Il bacio durò l’essenza di qualche secondo, pochi attimi che si ribellarono contro l’entità del tempo perché avrebbero voluto avere qualche secolo in più, un’eternità in cui potersi danzare attorno fino a quando si sarebbero stancati e sarebbero stati portati via dal vento e dalla corrente. Si ritrovarono, Brian e Nick, occhi negli occhi mentre silenziose parole venivano portate e offerte come doni preziosi e rari.

“Presto?”

“Presto.”

“Mi mancherai. Dio, Bri. – Mormorò Nick mentre passava la mano fra i capelli di Brian. – Mi mancherai da morire.”

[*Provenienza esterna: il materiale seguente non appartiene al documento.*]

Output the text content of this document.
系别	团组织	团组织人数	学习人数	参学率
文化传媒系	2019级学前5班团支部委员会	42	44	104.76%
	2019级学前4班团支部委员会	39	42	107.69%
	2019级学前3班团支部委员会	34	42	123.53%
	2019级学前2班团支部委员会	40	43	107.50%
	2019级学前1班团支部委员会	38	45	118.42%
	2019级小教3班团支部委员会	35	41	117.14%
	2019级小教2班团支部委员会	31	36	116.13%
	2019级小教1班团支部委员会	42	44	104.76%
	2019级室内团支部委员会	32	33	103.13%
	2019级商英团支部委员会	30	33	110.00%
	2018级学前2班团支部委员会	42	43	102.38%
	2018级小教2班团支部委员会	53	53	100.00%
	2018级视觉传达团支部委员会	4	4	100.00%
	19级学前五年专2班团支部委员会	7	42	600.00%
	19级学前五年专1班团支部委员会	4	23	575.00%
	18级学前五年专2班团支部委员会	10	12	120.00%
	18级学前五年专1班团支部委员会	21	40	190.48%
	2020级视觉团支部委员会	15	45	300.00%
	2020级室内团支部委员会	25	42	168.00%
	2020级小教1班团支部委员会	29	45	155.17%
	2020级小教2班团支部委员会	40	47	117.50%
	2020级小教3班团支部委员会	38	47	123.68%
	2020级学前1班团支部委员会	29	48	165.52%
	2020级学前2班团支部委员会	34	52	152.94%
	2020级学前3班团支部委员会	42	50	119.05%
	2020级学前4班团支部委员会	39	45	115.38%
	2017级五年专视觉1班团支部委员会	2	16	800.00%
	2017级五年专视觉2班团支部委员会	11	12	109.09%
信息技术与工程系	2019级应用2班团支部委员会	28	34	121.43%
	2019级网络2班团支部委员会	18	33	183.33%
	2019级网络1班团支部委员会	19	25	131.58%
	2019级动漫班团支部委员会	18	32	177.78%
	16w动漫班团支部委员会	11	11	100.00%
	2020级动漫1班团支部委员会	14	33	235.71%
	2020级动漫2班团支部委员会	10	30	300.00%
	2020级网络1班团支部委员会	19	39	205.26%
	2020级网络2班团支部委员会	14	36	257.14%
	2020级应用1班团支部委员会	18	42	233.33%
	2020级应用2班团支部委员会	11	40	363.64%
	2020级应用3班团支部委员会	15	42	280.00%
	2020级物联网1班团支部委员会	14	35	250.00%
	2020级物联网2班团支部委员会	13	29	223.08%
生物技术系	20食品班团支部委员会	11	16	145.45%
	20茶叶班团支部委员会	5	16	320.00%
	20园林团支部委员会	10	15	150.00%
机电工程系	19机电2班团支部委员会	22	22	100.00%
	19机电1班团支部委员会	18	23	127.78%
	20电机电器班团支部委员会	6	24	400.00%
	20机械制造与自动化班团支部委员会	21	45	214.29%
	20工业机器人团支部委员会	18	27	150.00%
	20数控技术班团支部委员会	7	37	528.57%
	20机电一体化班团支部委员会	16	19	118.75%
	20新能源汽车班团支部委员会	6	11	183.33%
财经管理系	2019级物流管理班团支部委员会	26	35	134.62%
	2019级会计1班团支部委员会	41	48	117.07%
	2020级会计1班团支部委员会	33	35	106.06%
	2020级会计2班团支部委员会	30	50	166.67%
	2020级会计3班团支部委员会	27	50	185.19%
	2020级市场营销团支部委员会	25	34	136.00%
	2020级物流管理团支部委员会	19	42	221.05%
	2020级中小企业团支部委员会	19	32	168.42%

“Anche tu. – Ribatté Brian, lasciando tocchi di baci sulla guancia. – Anche tu. Non lavorare troppo, mi raccomando.”

“Tu che fai questo discorso a me?”

Lo sguardo di Brian non cedette nemmeno di un millimetro, trasformandosi in quella determinazione e serietà che il ragazzo assumeva sempre quando qualcosa gli stava particolarmente a cuore. Quando si trattava di prendersi cura delle persone più importanti della sua vita.

“Nick...”

Nick si lasciò sfuggire un respiro, a metà fra la frustrazione e l’arresa.

“Nick.”

“Va bene. Cercherò di riposarmi un po’ e di non nascondermi in studio.”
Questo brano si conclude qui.